I nie boje sie niczego.
A nawet jesli bylby totalny kataklizm,to moge zaczac od nowa albo cos innego.
Trzeba byc OPTYMISTYCZNIE nastawionym do swiata i ludzi i wierzyc we wlasne szczescie i rozum.reszta przyjdzie sama.
gabrik / 2006-11-12 01:44 / portfel / Wierny Forumowicz
I niestety jesteś w błędzie ,pojawiają się nowi ludzie którzy mają szanse pisać nową historię niestety raczej niewielu się to uda lecz sukces nie polega na powielaniu innych, trzeba osiągnać swój własny styl dojścia do sukcesu.
Samo czytanie nawet 100 najlepszych ksiąg nic nie da tylko ciężka praca,praca,praca,praca nad sobą i odnalezienie swojego stylu ,sposobu,czy jak to nazwiecie i to jest prawdziwe ,myślisz że jak przeczytasz jak ktos z możnych tego świata osiągnął sukces to już wystarczy go powielić?A ja poświęcam na giełdę i tematy z nią związane 12-14 godzin dziennie z tego żyję -osiągnę sukces, wiesz dlaczego?Bo taki postawiłem sobie cel .AT wielu twierdziło że na naszej giełdzie się nie sprawdza,no cóż jeśli osiągniesz pewien poziom"wtajemniczenia" to rodzaj rynku jest mniej ważny a sukces jest najzwyczajniej wynikiem twojej cięzkiej pracy i doświadczenia.

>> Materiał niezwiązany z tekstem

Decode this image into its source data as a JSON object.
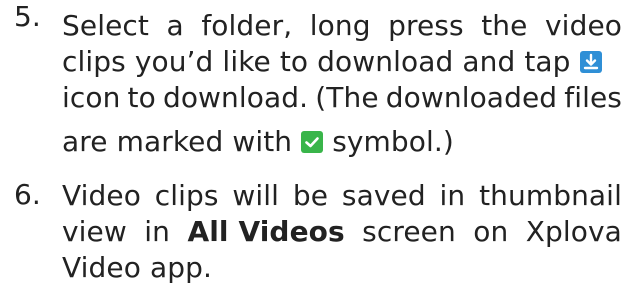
{
  "items": [
    {
      "number": "5.",
      "line1": [
        "Select",
        "a",
        "folder,",
        "long",
        "press",
        "the",
        "video"
      ],
      "line2_before": "clips you’d like to download and tap",
      "line3": [
        "icon",
        "to",
        "download.",
        "(The",
        "downloaded",
        "files"
      ],
      "line4_before": "are marked with",
      "line4_after": "symbol.)",
      "download_icon": "download-icon",
      "check_icon": "checkmark-icon"
    },
    {
      "number": "6.",
      "line1": [
        "Video",
        "clips",
        "will",
        "be",
        "saved",
        "in",
        "thumbnail"
      ],
      "line2": [
        "view",
        "in",
        "All Videos",
        "screen",
        "on",
        "Xplova"
      ],
      "line3": "Video app."
    }
  ],
  "colors": {
    "text": "#222222",
    "download_icon_bg": "#2f8fd6",
    "check_icon_bg": "#39b54a"
  }
}
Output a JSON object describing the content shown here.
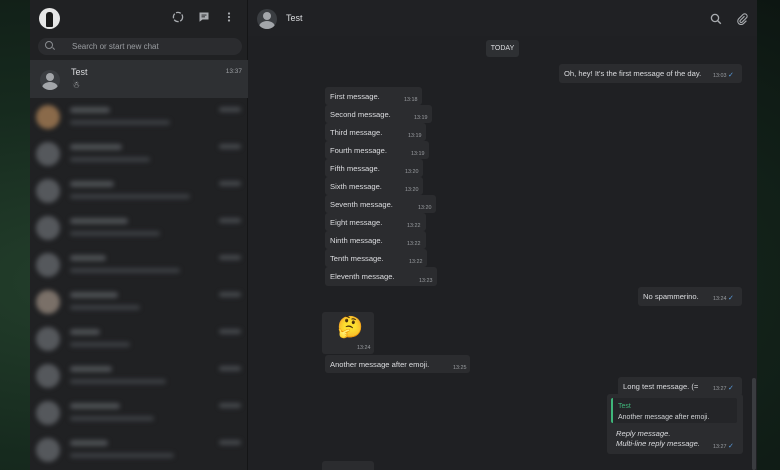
{
  "sidebar": {
    "search_placeholder": "Search or start new chat",
    "active_chat": {
      "name": "Test",
      "time": "13:37",
      "preview": "☃"
    }
  },
  "conversation": {
    "title": "Test",
    "day_label": "TODAY",
    "messages": [
      {
        "text": "Oh, hey! It's the first message of the day.",
        "time": "13:03",
        "dir": "out"
      },
      {
        "text": "First message.",
        "time": "13:18",
        "dir": "in"
      },
      {
        "text": "Second message.",
        "time": "13:19",
        "dir": "in"
      },
      {
        "text": "Third message.",
        "time": "13:19",
        "dir": "in"
      },
      {
        "text": "Fourth message.",
        "time": "13:19",
        "dir": "in"
      },
      {
        "text": "Fifth message.",
        "time": "13:20",
        "dir": "in"
      },
      {
        "text": "Sixth message.",
        "time": "13:20",
        "dir": "in"
      },
      {
        "text": "Seventh message.",
        "time": "13:20",
        "dir": "in"
      },
      {
        "text": "Eight message.",
        "time": "13:22",
        "dir": "in"
      },
      {
        "text": "Ninth message.",
        "time": "13:22",
        "dir": "in"
      },
      {
        "text": "Tenth message.",
        "time": "13:22",
        "dir": "in"
      },
      {
        "text": "Eleventh message.",
        "time": "13:23",
        "dir": "in"
      },
      {
        "text": "No spammerino.",
        "time": "13:24",
        "dir": "out"
      },
      {
        "text": "🤔",
        "time": "13:24",
        "dir": "in"
      },
      {
        "text": "Another message after emoji.",
        "time": "13:25",
        "dir": "in"
      },
      {
        "text": "Long test message. (=",
        "time": "13:27",
        "dir": "out"
      },
      {
        "reply_to_name": "Test",
        "reply_to_text": "Another message after emoji.",
        "line1": "Reply message.",
        "line2": "Multi-line reply message.",
        "time": "13:27",
        "dir": "out"
      }
    ]
  },
  "colors": {
    "app_bg": "#1e1f21",
    "bubble_bg": "#2b2c2f",
    "read_check": "#5aa0e6",
    "reply_accent": "#3fb67a"
  },
  "icons": {
    "sidebar_header": [
      "status-icon",
      "new-chat-icon",
      "menu-dots-icon"
    ],
    "conversation_header": [
      "search-icon",
      "attach-icon",
      "menu-dots-icon"
    ]
  }
}
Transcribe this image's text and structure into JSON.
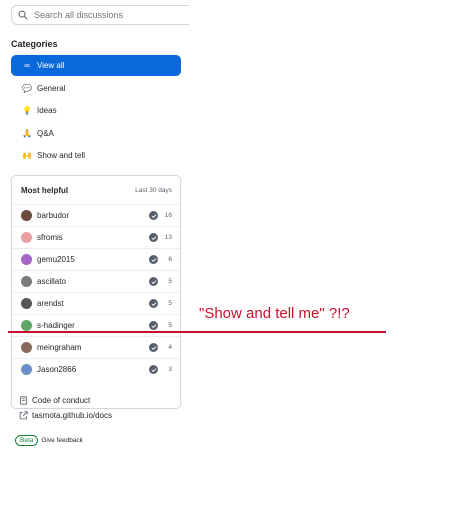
{
  "search": {
    "placeholder": "Search all discussions"
  },
  "categories": {
    "heading": "Categories",
    "items": [
      {
        "label": "View all",
        "emoji": "∞",
        "active": true
      },
      {
        "label": "General",
        "emoji": "💬",
        "active": false
      },
      {
        "label": "Ideas",
        "emoji": "💡",
        "active": false
      },
      {
        "label": "Q&A",
        "emoji": "🙏",
        "active": false
      },
      {
        "label": "Show and tell",
        "emoji": "🙌",
        "active": false
      }
    ]
  },
  "most_helpful": {
    "title": "Most helpful",
    "range": "Last 30 days",
    "users": [
      {
        "name": "barbudor",
        "count": "16",
        "avatar_color": "#6b4b3e"
      },
      {
        "name": "sfromis",
        "count": "13",
        "avatar_color": "#e8a0a0"
      },
      {
        "name": "gemu2015",
        "count": "6",
        "avatar_color": "#a566c9"
      },
      {
        "name": "ascillato",
        "count": "5",
        "avatar_color": "#7a7a7a"
      },
      {
        "name": "arendst",
        "count": "5",
        "avatar_color": "#555555"
      },
      {
        "name": "s-hadinger",
        "count": "5",
        "avatar_color": "#5fa86a"
      },
      {
        "name": "meingraham",
        "count": "4",
        "avatar_color": "#8a6a5a"
      },
      {
        "name": "Jason2866",
        "count": "3",
        "avatar_color": "#6a8fc9"
      }
    ]
  },
  "footer": {
    "code_of_conduct": "Code of conduct",
    "docs_link": "tasmota.github.io/docs"
  },
  "beta": {
    "badge": "Beta",
    "feedback": "Give feedback"
  },
  "annotation": {
    "text": "\"Show and tell me\" ?!?",
    "color": "#c8102e"
  },
  "colors": {
    "accent": "#0969da",
    "success": "#1a7f37"
  }
}
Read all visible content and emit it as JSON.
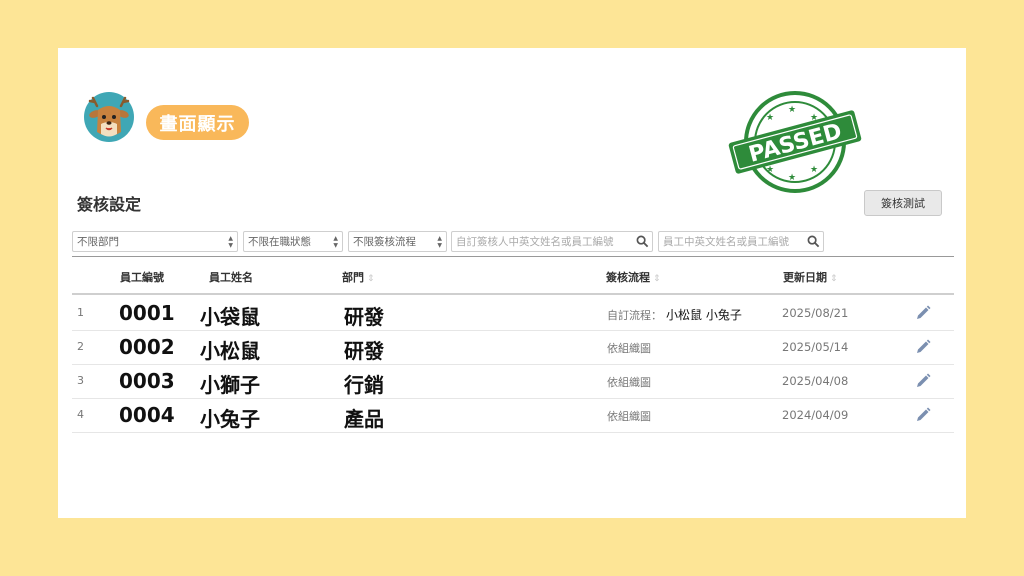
{
  "header": {
    "badge_label": "畫面顯示",
    "stamp_text": "PASSED"
  },
  "page": {
    "title": "簽核設定",
    "test_button": "簽核測試"
  },
  "filters": {
    "department": "不限部門",
    "employment_status": "不限在職狀態",
    "approval_flow": "不限簽核流程",
    "custom_approver_placeholder": "自訂簽核人中英文姓名或員工編號",
    "employee_search_placeholder": "員工中英文姓名或員工編號"
  },
  "table": {
    "columns": {
      "employee_id": "員工編號",
      "employee_name": "員工姓名",
      "department": "部門",
      "approval_flow": "簽核流程",
      "updated_date": "更新日期"
    },
    "rows": [
      {
        "index": "1",
        "employee_id": "0001",
        "name": "小袋鼠",
        "department": "研發",
        "flow": "自訂流程：",
        "flow_people": "小松鼠  小兔子",
        "date": "2025/08/21"
      },
      {
        "index": "2",
        "employee_id": "0002",
        "name": "小松鼠",
        "department": "研發",
        "flow": "依組織圖",
        "flow_people": "",
        "date": "2025/05/14"
      },
      {
        "index": "3",
        "employee_id": "0003",
        "name": "小獅子",
        "department": "行銷",
        "flow": "依組織圖",
        "flow_people": "",
        "date": "2025/04/08"
      },
      {
        "index": "4",
        "employee_id": "0004",
        "name": "小兔子",
        "department": "產品",
        "flow": "依組織圖",
        "flow_people": "",
        "date": "2024/04/09"
      }
    ]
  },
  "colors": {
    "background": "#fde596",
    "badge": "#f9b85a",
    "stamp_green": "#2e8b3a",
    "avatar_bg": "#3fa7b5",
    "edit_icon": "#7b8fb0"
  },
  "icons": {
    "avatar": "deer-avatar-icon",
    "stamp": "passed-stamp-icon",
    "search": "search-icon",
    "edit": "pencil-icon",
    "select": "select-arrows-icon",
    "sort": "sort-arrows-icon"
  }
}
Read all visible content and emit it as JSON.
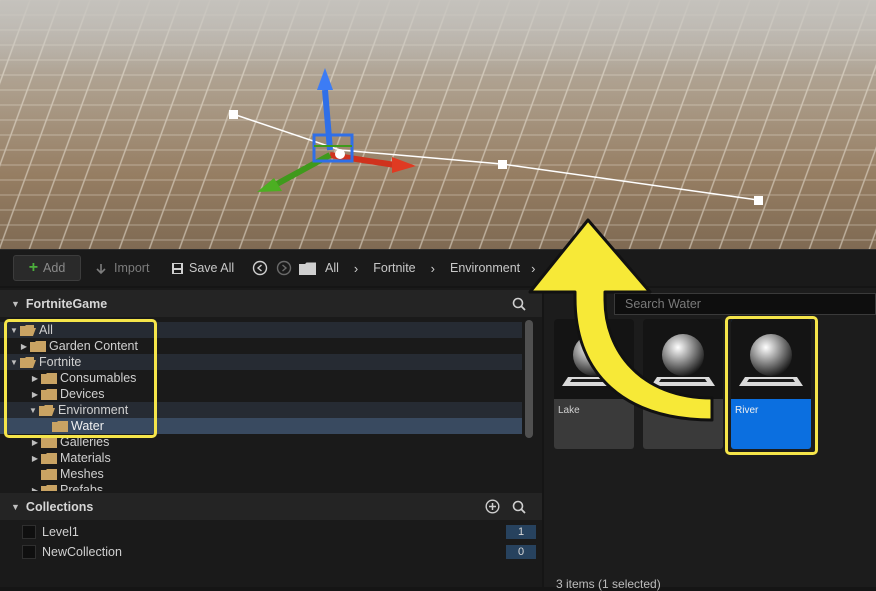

Wall Street / 2006-11-12 02:46 / Bywalec forum
Osiagniesz sukces ? Ok, zacznijmy od tego ze dla kazdego z nas to pojecie oznacza inne rzeczy. Nie mowie o powielaniu czyjegos sukcesu, osobiscie jestem temu przeciwny. Jesli sukces dla ciebie oznacza tylko pewna suma pieniedzy to gratuluje. Tym bardziej gratuluje jesli twoim celem sa pieniadze. Wierz mi mialem okazje w zyciu spotkac sie z czlowiekiem ktory stworzyl firme warta kilka miliardow dolarow. Zadalem mu banalne pytanie - jak osiagnac sukces takiej miary jak on? Pamietam te slowa do dzis, odpowiedzial: "Jesli w twoim zyciu celem sa pieniadze, nigdy ich nie osiagniesz. Sukces w zyciu przychodzi niespodziewanie, w najmniej oczekiwanej chwili . Nigdy w zyciu nie bylo moim celem byc bogaczem, marzylem o stworzeniu jak najlepszej organizacji ktora bylaby w stanie zaspokoic wszystkie oczekiwania klientow. Zawsze mialem przed soba wizje swojej firmy w ktorej kazdy pracownik czuje sie doceniony, ktora sluzy innym. I to dlatego OSIAGNALEM SUKCES w ktorym ty widzisz tylko pieniadze. Mnie taki sukces nigdy nie pociagal." W moim poscie nie chodzilo mi o kopiowaniu czyjes recepty ale o zwrocenie elementow wspolnych dla tych wszystkich dokonan. Ci wielcy mieli jedna ceche, oni lubia ludzi, wiedza ze trzeba do ludzi wyjsc, rozmawiac z nimi, rozpoznac ich potrzeby i dac im to czego potrzebuja. Siedzac zamkniety przed kompem po 14h nie obraz sie ale szybciej widzial bym cie jako malpa w zoo ktorej sukcesem jest nazbieranie jak najwiekszej ilosci bananow. Mysle ten post dal niektorym co do myslenia.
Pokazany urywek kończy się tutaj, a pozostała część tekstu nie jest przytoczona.